SCIENTISTS RELASE DECLARATION DEFENDING BIOTECHNOLOGY
Genetically Modified Foods Called Beneficial and Safe
Contact: Gregory Conko 301-775-1084
MONTREAL, QUEBEC January 22, 2000 - More than 600 scientists from around the world signed a "Declaration in Support of Agricultural Biotechnology," that was released today at a conference held to coincide with UN negotiations on a Biosafety Protocol. "We in the scientific community felt it necessary to counteract the baseless attacks so often being made on biotechnology and genetically modified foods," said C.S. Prakash, a biology professor at Tuskegee University in the United States, and organizer of the declaration. "Biotechnology is a potent and valuable tool that can help make foods more productive and nutritious," he added. "And, contrary to anti-biotech activists, they can even advance environmental goals such as biodiversity."
Farmers have been genetically modifying crop plants for centuries with more traditional methods of hybridization and selection. According to the Declaration, using biotechnology to modify plants today does not pose any new or greater risks than those more traditional methods posed. And because the newer genetic tools are more precise, they may even be safer. "But their greater productivity allows farmers to grow more food on less land with less synthetic pesticides and herbicides, ultimately protecting wildlife and habitat," added Prakash.
Genetically Modified plants can also benefit local and regional agriculture in the developing world, the key to addressing both hunger and low income. "Anti-biotechnology activists accuse scientists of "playing God" by genetically improving Crops, but it is those so-called environmentalists who are really playing God, not with genes but with the lives of poor and hungry people," said Prakash.

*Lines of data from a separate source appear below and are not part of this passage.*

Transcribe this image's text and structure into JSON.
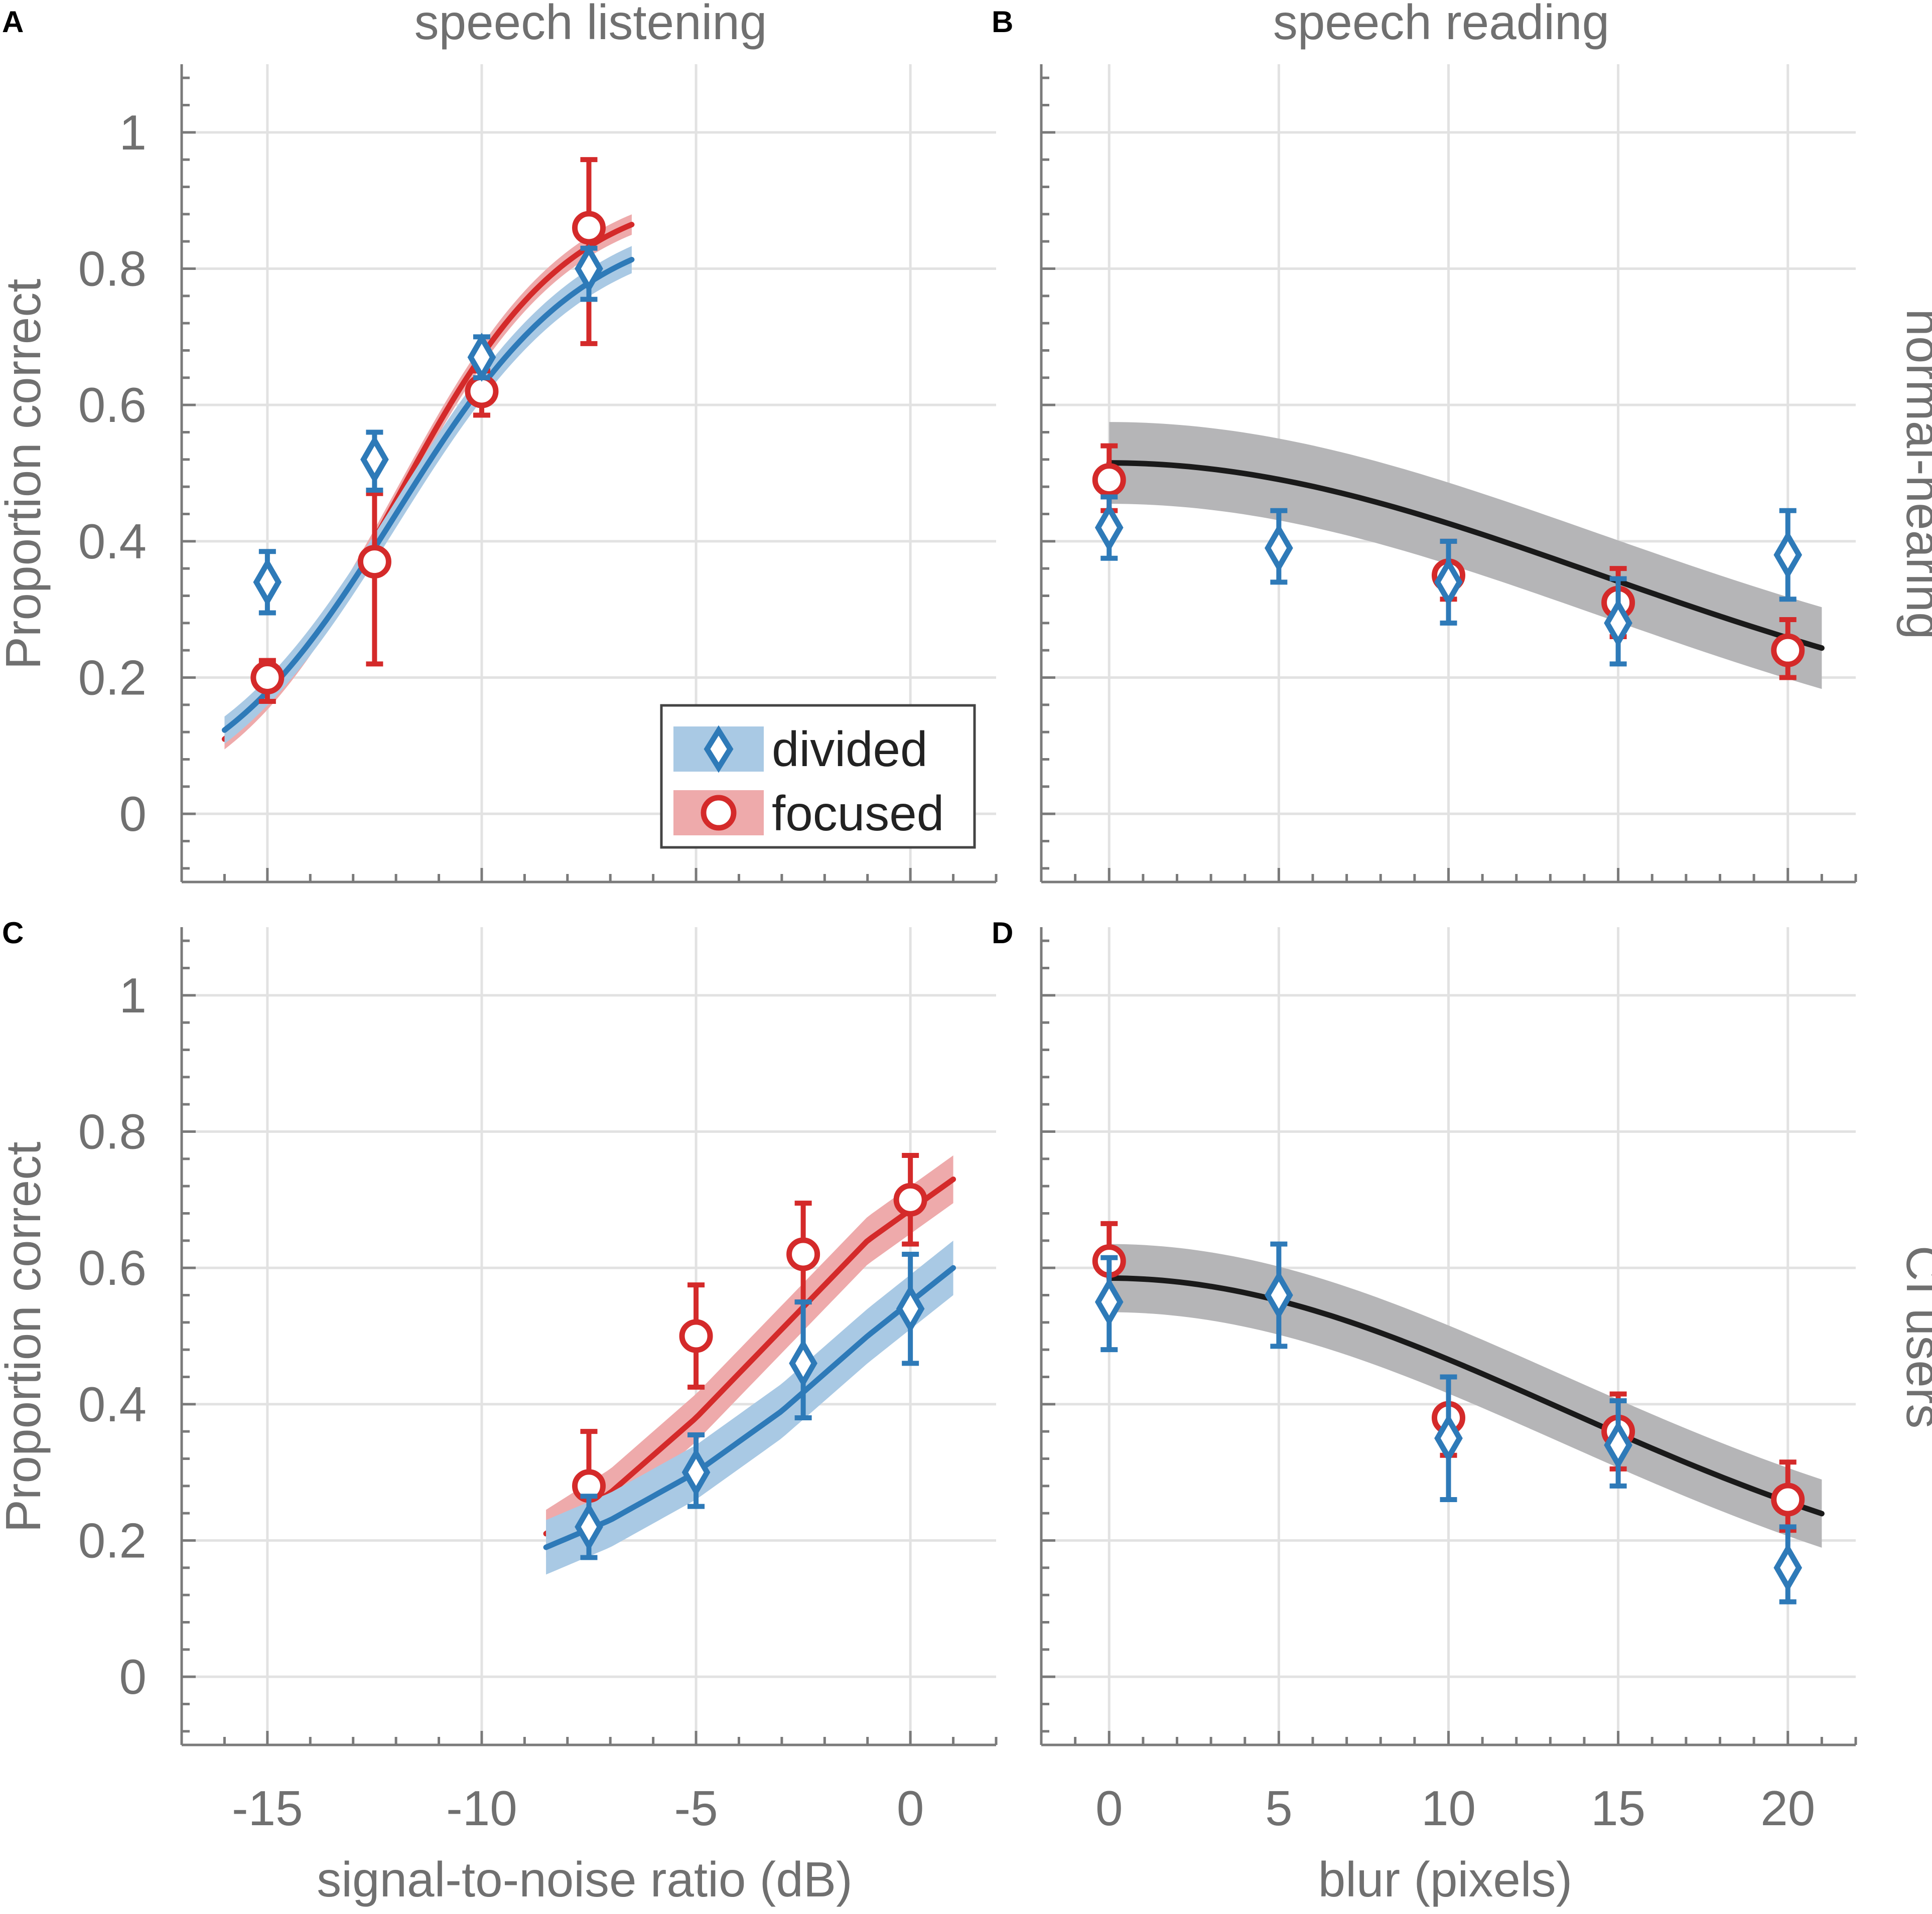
{
  "figure": {
    "columns": [
      "speech listening",
      "speech reading"
    ],
    "rows": [
      "normal-hearing",
      "CI users"
    ],
    "ylabel": "Proportion correct",
    "legend": {
      "divided": {
        "label": "divided",
        "color": "#2e7ab8",
        "band": "#a9c9e4",
        "marker": "diamond"
      },
      "focused": {
        "label": "focused",
        "color": "#d42a2a",
        "band": "#eeaaab",
        "marker": "circle"
      },
      "common": {
        "color": "#1a1a1a",
        "band": "#b5b5b7"
      }
    },
    "grid_color": "#e2e2e2",
    "axis_color": "#7a7a7a"
  },
  "chart_data": [
    {
      "panel": "A",
      "type": "line",
      "title": "speech listening",
      "row_label": "",
      "xlabel": "",
      "ylabel": "Proportion correct",
      "xlim": [
        -17,
        2
      ],
      "ylim": [
        -0.1,
        1.1
      ],
      "xticks": [
        -15,
        -10,
        -5,
        0
      ],
      "yticks": [
        0,
        0.2,
        0.4,
        0.6,
        0.8,
        1
      ],
      "xticklabels": [],
      "yticklabels": [
        "0",
        "0.2",
        "0.4",
        "0.6",
        "0.8",
        "1"
      ],
      "grid": true,
      "legend_position": "bottom-right",
      "series": [
        {
          "name": "divided",
          "x": [
            -15,
            -12.5,
            -10,
            -7.5
          ],
          "y": [
            0.34,
            0.52,
            0.67,
            0.8
          ],
          "err_low": [
            0.045,
            0.045,
            0.03,
            0.045
          ],
          "err_high": [
            0.045,
            0.04,
            0.03,
            0.03
          ],
          "fit": {
            "alpha": -12,
            "beta": 2.2,
            "lapse": 0.12,
            "x_range": [
              -16,
              -6.5
            ],
            "band": 0.02
          }
        },
        {
          "name": "focused",
          "x": [
            -15,
            -12.5,
            -10,
            -7.5
          ],
          "y": [
            0.2,
            0.37,
            0.62,
            0.86
          ],
          "err_low": [
            0.035,
            0.15,
            0.035,
            0.17
          ],
          "err_high": [
            0.025,
            0.1,
            0.03,
            0.1
          ],
          "fit": {
            "alpha": -12,
            "beta": 2.0,
            "lapse": 0.08,
            "x_range": [
              -16,
              -6.5
            ],
            "band": 0.015
          }
        }
      ]
    },
    {
      "panel": "B",
      "type": "line",
      "title": "speech reading",
      "row_label": "normal-hearing",
      "xlabel": "",
      "ylabel": "",
      "xlim": [
        -2,
        22
      ],
      "ylim": [
        -0.1,
        1.1
      ],
      "xticks": [
        0,
        5,
        10,
        15,
        20
      ],
      "yticks": [
        0,
        0.2,
        0.4,
        0.6,
        0.8,
        1
      ],
      "xticklabels": [],
      "yticklabels": [],
      "grid": true,
      "series": [
        {
          "name": "divided",
          "x": [
            0,
            5,
            10,
            15,
            20
          ],
          "y": [
            0.42,
            0.39,
            0.34,
            0.28,
            0.38
          ],
          "err_low": [
            0.045,
            0.05,
            0.06,
            0.06,
            0.065
          ],
          "err_high": [
            0.045,
            0.055,
            0.06,
            0.065,
            0.065
          ]
        },
        {
          "name": "focused",
          "x": [
            0,
            10,
            15,
            20
          ],
          "y": [
            0.49,
            0.35,
            0.31,
            0.24
          ],
          "err_low": [
            0.045,
            0.035,
            0.05,
            0.04
          ],
          "err_high": [
            0.05,
            0.05,
            0.05,
            0.045
          ]
        },
        {
          "name": "common",
          "fit": {
            "type": "gaussian",
            "top": 0.515,
            "bottom": 0.1,
            "sigma": 14.4,
            "x_range": [
              0,
              21
            ],
            "band": 0.06
          }
        }
      ]
    },
    {
      "panel": "C",
      "type": "line",
      "title": "",
      "row_label": "",
      "xlabel": "signal-to-noise ratio (dB)",
      "ylabel": "Proportion correct",
      "xlim": [
        -17,
        2
      ],
      "ylim": [
        -0.1,
        1.1
      ],
      "xticks": [
        -15,
        -10,
        -5,
        0
      ],
      "yticks": [
        0,
        0.2,
        0.4,
        0.6,
        0.8,
        1
      ],
      "xticklabels": [
        "-15",
        "-10",
        "-5",
        "0"
      ],
      "yticklabels": [
        "0",
        "0.2",
        "0.4",
        "0.6",
        "0.8",
        "1"
      ],
      "grid": true,
      "series": [
        {
          "name": "divided",
          "x": [
            -7.5,
            -5,
            -2.5,
            0
          ],
          "y": [
            0.22,
            0.3,
            0.46,
            0.54
          ],
          "err_low": [
            0.045,
            0.05,
            0.08,
            0.08
          ],
          "err_high": [
            0.045,
            0.055,
            0.09,
            0.08
          ]
        },
        {
          "name": "focused",
          "x": [
            -7.5,
            -5,
            -2.5,
            0
          ],
          "y": [
            0.28,
            0.5,
            0.62,
            0.7
          ],
          "err_low": [
            0.05,
            0.075,
            0.07,
            0.065
          ],
          "err_high": [
            0.08,
            0.075,
            0.075,
            0.065
          ]
        }
      ],
      "fit_curves": [
        {
          "name": "divided",
          "points": [
            [
              -8.5,
              0.19
            ],
            [
              -7,
              0.23
            ],
            [
              -5,
              0.3
            ],
            [
              -3,
              0.39
            ],
            [
              -1,
              0.5
            ],
            [
              1,
              0.6
            ]
          ],
          "band": 0.04
        },
        {
          "name": "focused",
          "points": [
            [
              -8.5,
              0.21
            ],
            [
              -7,
              0.27
            ],
            [
              -5,
              0.38
            ],
            [
              -3,
              0.51
            ],
            [
              -1,
              0.64
            ],
            [
              1,
              0.73
            ]
          ],
          "band": 0.035
        }
      ]
    },
    {
      "panel": "D",
      "type": "line",
      "title": "",
      "row_label": "CI users",
      "xlabel": "blur (pixels)",
      "ylabel": "",
      "xlim": [
        -2,
        22
      ],
      "ylim": [
        -0.1,
        1.1
      ],
      "xticks": [
        0,
        5,
        10,
        15,
        20
      ],
      "yticks": [
        0,
        0.2,
        0.4,
        0.6,
        0.8,
        1
      ],
      "xticklabels": [
        "0",
        "5",
        "10",
        "15",
        "20"
      ],
      "yticklabels": [],
      "grid": true,
      "series": [
        {
          "name": "divided",
          "x": [
            0,
            5,
            10,
            15,
            20
          ],
          "y": [
            0.55,
            0.56,
            0.35,
            0.34,
            0.16
          ],
          "err_low": [
            0.07,
            0.075,
            0.09,
            0.06,
            0.05
          ],
          "err_high": [
            0.065,
            0.075,
            0.09,
            0.065,
            0.06
          ]
        },
        {
          "name": "focused",
          "x": [
            0,
            10,
            15,
            20
          ],
          "y": [
            0.61,
            0.38,
            0.36,
            0.26
          ],
          "err_low": [
            0.055,
            0.055,
            0.055,
            0.045
          ],
          "err_high": [
            0.055,
            0.06,
            0.055,
            0.055
          ]
        },
        {
          "name": "common",
          "fit": {
            "type": "gaussian",
            "top": 0.585,
            "bottom": 0.1,
            "sigma": 13.3,
            "x_range": [
              0,
              21
            ],
            "band": 0.05
          }
        }
      ]
    }
  ]
}
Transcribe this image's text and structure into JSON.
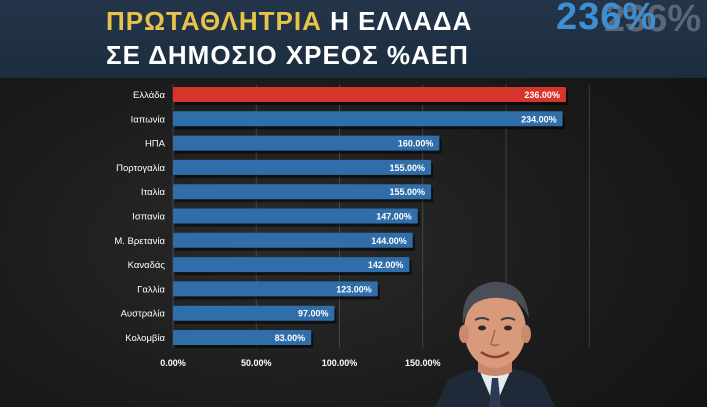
{
  "header": {
    "title_accent": "ΠΡΩΤΑΘΛΗΤΡΙΑ",
    "title_rest": " Η ΕΛΛΑΔΑ",
    "subtitle": "ΣΕ ΔΗΜΟΣΙΟ ΧΡΕΟΣ %ΑΕΠ",
    "big_value": "236%",
    "big_value_ghost": "236%"
  },
  "colors": {
    "highlight_bar": "#d7352c",
    "bar": "#2f6ea8",
    "text": "#ffffff",
    "accent": "#e8c34a"
  },
  "chart_data": {
    "type": "bar",
    "orientation": "horizontal",
    "title": "ΠΡΩΤΑΘΛΗΤΡΙΑ Η ΕΛΛΑΔΑ ΣΕ ΔΗΜΟΣΙΟ ΧΡΕΟΣ %ΑΕΠ",
    "categories": [
      "Ελλάδα",
      "Ιαπωνία",
      "ΗΠΑ",
      "Πορτογαλία",
      "Ιταλία",
      "Ισπανία",
      "Μ. Βρετανία",
      "Καναδάς",
      "Γαλλία",
      "Αυστραλία",
      "Κολομβία"
    ],
    "values": [
      236,
      234,
      160,
      155,
      155,
      147,
      144,
      142,
      123,
      97,
      83
    ],
    "value_labels": [
      "236.00%",
      "234.00%",
      "160.00%",
      "155.00%",
      "155.00%",
      "147.00%",
      "144.00%",
      "142.00%",
      "123.00%",
      "97.00%",
      "83.00%"
    ],
    "highlight_index": 0,
    "x_ticks": [
      0,
      50,
      100,
      150
    ],
    "x_tick_labels": [
      "0.00%",
      "50.00%",
      "100.00%",
      "150.00%"
    ],
    "xlim": [
      0,
      250
    ],
    "grid": true,
    "legend": "none"
  }
}
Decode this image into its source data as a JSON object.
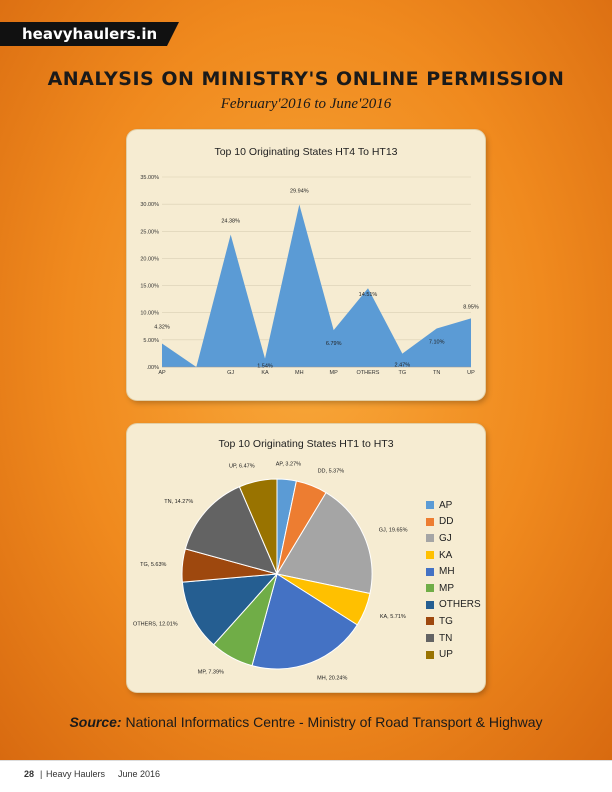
{
  "header": {
    "brand": "heavyhaulers.in"
  },
  "page_title": "ANALYSIS ON MINISTRY'S ONLINE PERMISSION",
  "page_subtitle": "February'2016 to June'2016",
  "source": {
    "label": "Source:",
    "text": "National Informatics Centre - Ministry of Road Transport & Highway"
  },
  "footer": {
    "page": "28",
    "sep": "|",
    "magazine": "Heavy Haulers",
    "issue": "June 2016"
  },
  "chart_data": [
    {
      "type": "area",
      "title": "Top 10 Originating States HT4 To HT13",
      "categories": [
        "AP",
        "DD",
        "GJ",
        "KA",
        "MH",
        "MP",
        "OTHERS",
        "TG",
        "TN",
        "UP"
      ],
      "x_tick_labels": [
        "AP",
        "GJ",
        "KA",
        "MH",
        "MP",
        "OTHERS",
        "TG",
        "TN",
        "UP"
      ],
      "values": [
        4.32,
        0.0,
        24.38,
        1.54,
        29.94,
        6.79,
        14.51,
        2.47,
        7.1,
        8.95
      ],
      "data_labels": [
        "4.32%",
        "",
        "24.38%",
        "1.54%",
        "29.94%",
        "6.79%",
        "14.51%",
        "2.47%",
        "7.10%",
        "8.95%"
      ],
      "y_ticks": [
        ".00%",
        "5.00%",
        "10.00%",
        "15.00%",
        "20.00%",
        "25.00%",
        "30.00%",
        "35.00%"
      ],
      "ylim": [
        0,
        35
      ],
      "color": "#5b9bd5",
      "grid": true
    },
    {
      "type": "pie",
      "title": "Top 10 Originating States HT1 to HT3",
      "labels": [
        "AP",
        "DD",
        "GJ",
        "KA",
        "MH",
        "MP",
        "OTHERS",
        "TG",
        "TN",
        "UP"
      ],
      "values": [
        3.27,
        5.37,
        19.65,
        5.71,
        20.24,
        7.39,
        12.01,
        5.63,
        14.27,
        6.47
      ],
      "data_labels": [
        "AP, 3.27%",
        "DD, 5.37%",
        "GJ, 19.65%",
        "KA, 5.71%",
        "MH, 20.24%",
        "MP, 7.39%",
        "OTHERS, 12.01%",
        "TG, 5.63%",
        "TN, 14.27%",
        "UP, 6.47%"
      ],
      "colors": [
        "#5b9bd5",
        "#ed7d31",
        "#a5a5a5",
        "#ffc000",
        "#4472c4",
        "#70ad47",
        "#255e91",
        "#9e480e",
        "#636363",
        "#997300"
      ],
      "legend": "right"
    }
  ]
}
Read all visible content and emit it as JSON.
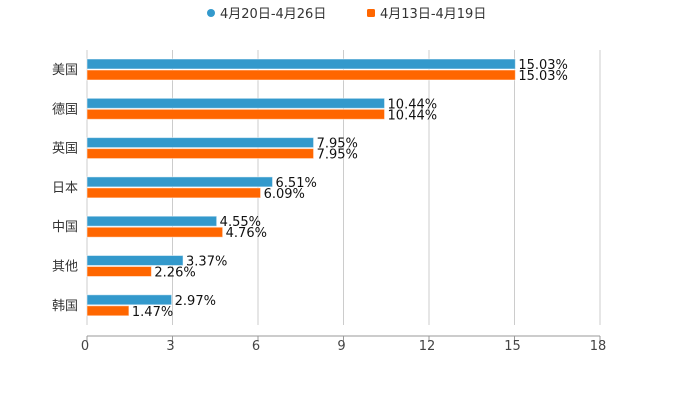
{
  "chart_data": {
    "type": "bar",
    "orientation": "horizontal",
    "categories": [
      "美国",
      "德国",
      "英国",
      "日本",
      "中国",
      "其他",
      "韩国"
    ],
    "series": [
      {
        "name": "4月20日-4月26日",
        "color": "#3399cc",
        "values": [
          15.03,
          10.44,
          7.95,
          6.51,
          4.55,
          3.37,
          2.97
        ],
        "labels": [
          "15.03%",
          "10.44%",
          "7.95%",
          "6.51%",
          "4.55%",
          "3.37%",
          "2.97%"
        ]
      },
      {
        "name": "4月13日-4月19日",
        "color": "#ff6600",
        "values": [
          15.03,
          10.44,
          7.95,
          6.09,
          4.76,
          2.26,
          1.47
        ],
        "labels": [
          "15.03%",
          "10.44%",
          "7.95%",
          "6.09%",
          "4.76%",
          "2.26%",
          "1.47%"
        ]
      }
    ],
    "xlim": [
      0,
      18
    ],
    "xticks": [
      "0",
      "3",
      "6",
      "9",
      "12",
      "15",
      "18"
    ],
    "grid": true,
    "legend_position": "top-center",
    "title": "",
    "xlabel": "",
    "ylabel": ""
  }
}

Dr. Prakash, who serves as Director of Tuskegee University's Center for Plant Biotechnology Research, wrote the Declaration with the help of several collegues, and began collecting signatures on January 19. "We were overwhelmed at how quickly the signatures began pouring in," said Prakash. "That so many scientists responded so quickly shows how important this issue is to them and to the world." Signatures will continue to be collected indefinitely, and the Declaration will be shared around the world with policymakers, the news media, and the public.
Dr. Prakash established the AgBioWorld web site to support the "Declaration of Scientists in Support of Agricultural Biotechnology." Both the declaration text and the list of signatures, which will be updated periodically, can be found on the AgBioWorld web site at www.AgBioWorld.org.